• Thin vermicelli: 2 cups.
  • Oil: 1-1.5 tbsp.
  • Mustard seeds: 1 tsp.
  • Cumin seeds: 1tsp.
  • Urad dal: 1 tbsp.
  • Green chillies: 2, split lengthwise.
  • Curry leaves: 6-8.
  • Onion: 1, sliced.
  • French beans: 1/2 cup, chopped.
  • Carrots chopped: 1/2 cup.
  • Fresh peas:1/2 cup.
  • Kissan tomato ketchup: 2 tbsp.
  • Turmeric powder: 1/2 tsp.
  • Roasted peanuts: 2 tbsp
  • Salt to taste.


  1. Heat a wok or a kadai and roast the vermicelli for 3-4 minutes until slightly golden.
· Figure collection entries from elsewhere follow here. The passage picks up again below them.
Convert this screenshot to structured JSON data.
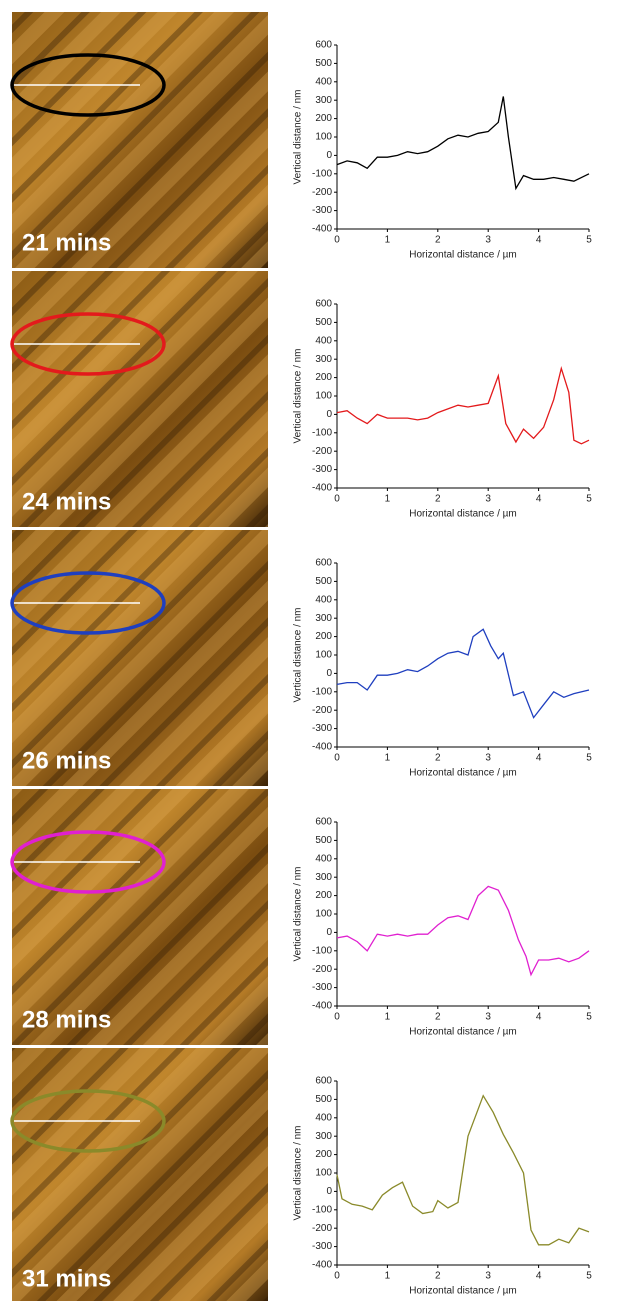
{
  "panels": [
    {
      "label": "21 mins"
    },
    {
      "label": "24 mins"
    },
    {
      "label": "26 mins"
    },
    {
      "label": "28 mins"
    },
    {
      "label": "31 mins"
    }
  ],
  "chart_data": [
    {
      "type": "line",
      "x_label": "Horizontal distance / µm",
      "y_label": "Vertical distance / nm",
      "xlim": [
        0,
        5
      ],
      "ylim": [
        -400,
        600
      ],
      "xticks": [
        0,
        1,
        2,
        3,
        4,
        5
      ],
      "yticks": [
        -400,
        -300,
        -200,
        -100,
        0,
        100,
        200,
        300,
        400,
        500,
        600
      ],
      "x": [
        0,
        0.2,
        0.4,
        0.6,
        0.8,
        1.0,
        1.2,
        1.4,
        1.6,
        1.8,
        2.0,
        2.2,
        2.4,
        2.6,
        2.8,
        3.0,
        3.2,
        3.3,
        3.4,
        3.55,
        3.7,
        3.9,
        4.1,
        4.3,
        4.5,
        4.7,
        5.0
      ],
      "series": [
        {
          "color": "#000000",
          "values": [
            -50,
            -30,
            -40,
            -70,
            -10,
            -10,
            0,
            20,
            10,
            20,
            50,
            90,
            110,
            100,
            120,
            130,
            180,
            320,
            100,
            -180,
            -110,
            -130,
            -130,
            -120,
            -130,
            -140,
            -100
          ]
        }
      ]
    },
    {
      "type": "line",
      "x_label": "Horizontal distance / µm",
      "y_label": "Vertical distance / nm",
      "xlim": [
        0,
        5
      ],
      "ylim": [
        -400,
        600
      ],
      "xticks": [
        0,
        1,
        2,
        3,
        4,
        5
      ],
      "yticks": [
        -400,
        -300,
        -200,
        -100,
        0,
        100,
        200,
        300,
        400,
        500,
        600
      ],
      "x": [
        0,
        0.2,
        0.4,
        0.6,
        0.8,
        1.0,
        1.2,
        1.4,
        1.6,
        1.8,
        2.0,
        2.2,
        2.4,
        2.6,
        2.8,
        3.0,
        3.2,
        3.35,
        3.55,
        3.7,
        3.9,
        4.1,
        4.3,
        4.45,
        4.6,
        4.7,
        4.85,
        5.0
      ],
      "series": [
        {
          "color": "#e31a1c",
          "values": [
            10,
            20,
            -20,
            -50,
            0,
            -20,
            -20,
            -20,
            -30,
            -20,
            10,
            30,
            50,
            40,
            50,
            60,
            210,
            -50,
            -150,
            -80,
            -130,
            -70,
            80,
            250,
            120,
            -140,
            -160,
            -140
          ]
        }
      ]
    },
    {
      "type": "line",
      "x_label": "Horizontal distance / µm",
      "y_label": "Vertical distance / nm",
      "xlim": [
        0,
        5
      ],
      "ylim": [
        -400,
        600
      ],
      "xticks": [
        0,
        1,
        2,
        3,
        4,
        5
      ],
      "yticks": [
        -400,
        -300,
        -200,
        -100,
        0,
        100,
        200,
        300,
        400,
        500,
        600
      ],
      "x": [
        0,
        0.2,
        0.4,
        0.6,
        0.8,
        1.0,
        1.2,
        1.4,
        1.6,
        1.8,
        2.0,
        2.2,
        2.4,
        2.6,
        2.7,
        2.9,
        3.05,
        3.2,
        3.3,
        3.5,
        3.7,
        3.9,
        4.1,
        4.3,
        4.5,
        4.7,
        5.0
      ],
      "series": [
        {
          "color": "#1f3fbf",
          "values": [
            -60,
            -50,
            -50,
            -90,
            -10,
            -10,
            0,
            20,
            10,
            40,
            80,
            110,
            120,
            100,
            200,
            240,
            150,
            80,
            110,
            -120,
            -100,
            -240,
            -170,
            -100,
            -130,
            -110,
            -90
          ]
        }
      ]
    },
    {
      "type": "line",
      "x_label": "Horizontal distance / µm",
      "y_label": "Vertical distance / nm",
      "xlim": [
        0,
        5
      ],
      "ylim": [
        -400,
        600
      ],
      "xticks": [
        0,
        1,
        2,
        3,
        4,
        5
      ],
      "yticks": [
        -400,
        -300,
        -200,
        -100,
        0,
        100,
        200,
        300,
        400,
        500,
        600
      ],
      "x": [
        0,
        0.2,
        0.4,
        0.6,
        0.8,
        1.0,
        1.2,
        1.4,
        1.6,
        1.8,
        2.0,
        2.2,
        2.4,
        2.6,
        2.8,
        3.0,
        3.2,
        3.4,
        3.6,
        3.75,
        3.85,
        4.0,
        4.2,
        4.4,
        4.6,
        4.8,
        5.0
      ],
      "series": [
        {
          "color": "#e020d0",
          "values": [
            -30,
            -20,
            -50,
            -100,
            -10,
            -20,
            -10,
            -20,
            -10,
            -10,
            40,
            80,
            90,
            70,
            200,
            250,
            230,
            120,
            -40,
            -130,
            -230,
            -150,
            -150,
            -140,
            -160,
            -140,
            -100
          ]
        }
      ]
    },
    {
      "type": "line",
      "x_label": "Horizontal distance / µm",
      "y_label": "Vertical distance / nm",
      "xlim": [
        0,
        5
      ],
      "ylim": [
        -400,
        600
      ],
      "xticks": [
        0,
        1,
        2,
        3,
        4,
        5
      ],
      "yticks": [
        -400,
        -300,
        -200,
        -100,
        0,
        100,
        200,
        300,
        400,
        500,
        600
      ],
      "x": [
        0,
        0.1,
        0.3,
        0.5,
        0.7,
        0.9,
        1.1,
        1.3,
        1.5,
        1.7,
        1.9,
        2.0,
        2.2,
        2.4,
        2.6,
        2.9,
        3.1,
        3.3,
        3.5,
        3.7,
        3.85,
        4.0,
        4.2,
        4.4,
        4.6,
        4.8,
        5.0
      ],
      "series": [
        {
          "color": "#8a8a2a",
          "values": [
            90,
            -40,
            -70,
            -80,
            -100,
            -20,
            20,
            50,
            -80,
            -120,
            -110,
            -50,
            -90,
            -60,
            300,
            520,
            430,
            310,
            210,
            100,
            -210,
            -290,
            -290,
            -260,
            -280,
            -200,
            -220
          ]
        }
      ]
    }
  ]
}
Transfer to a plate and keep aside.
  2. Heat oil in the same kadai and add urad dal, mustard and cumin seeds. Let them crackle for a minute and add the chillies and curry leaves. Saute for 1-2 minutes and add the onions. Mix well.
  3. Add turmeric powder and salt and saute for 1-2 minutes. Then add the vegetables and stir well. Allow them to cook for 3-4 minutes.
  4. Add the tomato ketchup and 2 1/2 cups of water and bring to a rolling boil. Add the vermicelli and mix well. Cover the kadai with a lid and let it cook for 5-6 minutes or until the vermicelli is cooked and the water has dried up.